Deconstruction Methodology (used in the debate)

  1. Stratigraphic ("Onion") analysis: Peel core linguistic/tech layers from later paint.

  2. Materialism: Prioritize carbon-dated stone/clay over palm-leaf copies.

  3. Cui bono?: Who benefits from edits? Kings, elites, colonizers.

  4. Separate artifacts from identity projections, track linguistic drift scientifically (Ashoka as baseline).

TLDR and some Key questions

Sushruta's surgical knowledge was influential, surviving via practice. But the historical person and texts as presented involve heavy later mythologizing, redactions, and gaps.

Vedic/Brahmanical traditions rely on oral claims with sparse early physical corroboration due to ecology + materials. Linguistics helps but is subjective, archaeology is patchy and prone to bias.

Political fabrication (ancient patronage, colonial codification) is undeniable, texts served power, not pure preservation.

This isn't "debunking" innovation but urging critical history, distinguishing practical medical legacy from constructed narratives.

Buddhist sources provide a counter-tradition emphasizing compassion and monastic empiricism over Vedic ritualism.

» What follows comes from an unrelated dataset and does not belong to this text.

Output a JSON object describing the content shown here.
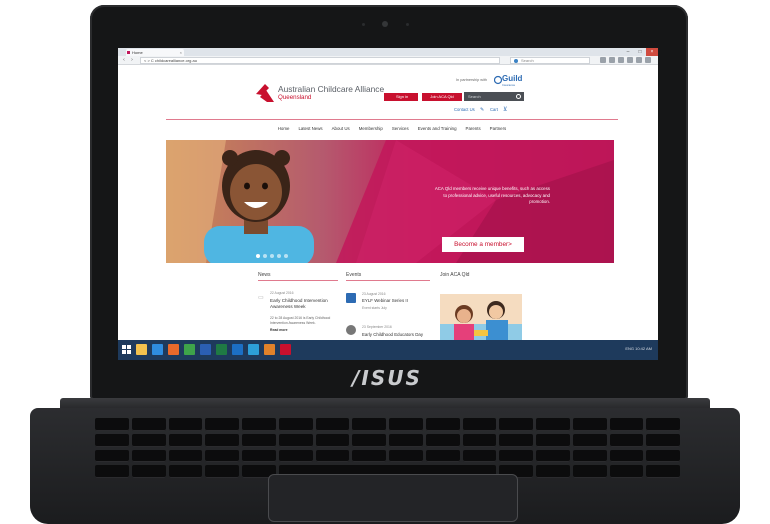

Q. How do manuscript transmission, linguistic archaism, institutional power, and material survival shape what later generations come to regard as ancient knowledge?

Q. How do we distinguish real ancient knowledge from the origin myths present societies build around it? And how do manuscripts, linguistics, power, and survival biases shape what we call "ancient tradition"?

References & Further Reading

Meulenbeld, G. J. A History of Indian Medical Literature (Groningen, 1999–2002) – Standard scholarly reference on the composite, multi-layered nature of the Suśrutasaṃhitā and its redactions (incl. Nagarjuna’s role).

Bower Manuscript (4th–5th century CE) – Early Central Asian witness mentioning Sushruta traditions; edited by A. F. R. Hoernle.

Zysk, Kenneth G. Medicine in the Veda and Asceticism and Healing in South Asia – On overlaps between Buddhist (Pali Canon/Jivaka traditions) and Ayurvedic medical knowledge.

Primary texts: Suśrutasaṃhitā (trans. Kaviraj Kunja Lal Bhishagratna, 1907–1916); Ashokan edicts (Prakrit); Mitanni Treaty (c. 1380 BCE) for Indo-Aryan linguistic context.

On colonial codification: Studies on Warren Hastings and the elevation of Manusmṛti (e.g., works by J. D. M. Derrett or Nicholas Dirks on colonial knowledge systems).

Archaeological/linguistic context: Discussions of Painted Grey Ware culture and Indo-Aryan linguistics (e.g., standard references on Panini and post-Ashokan Sanskrit revival).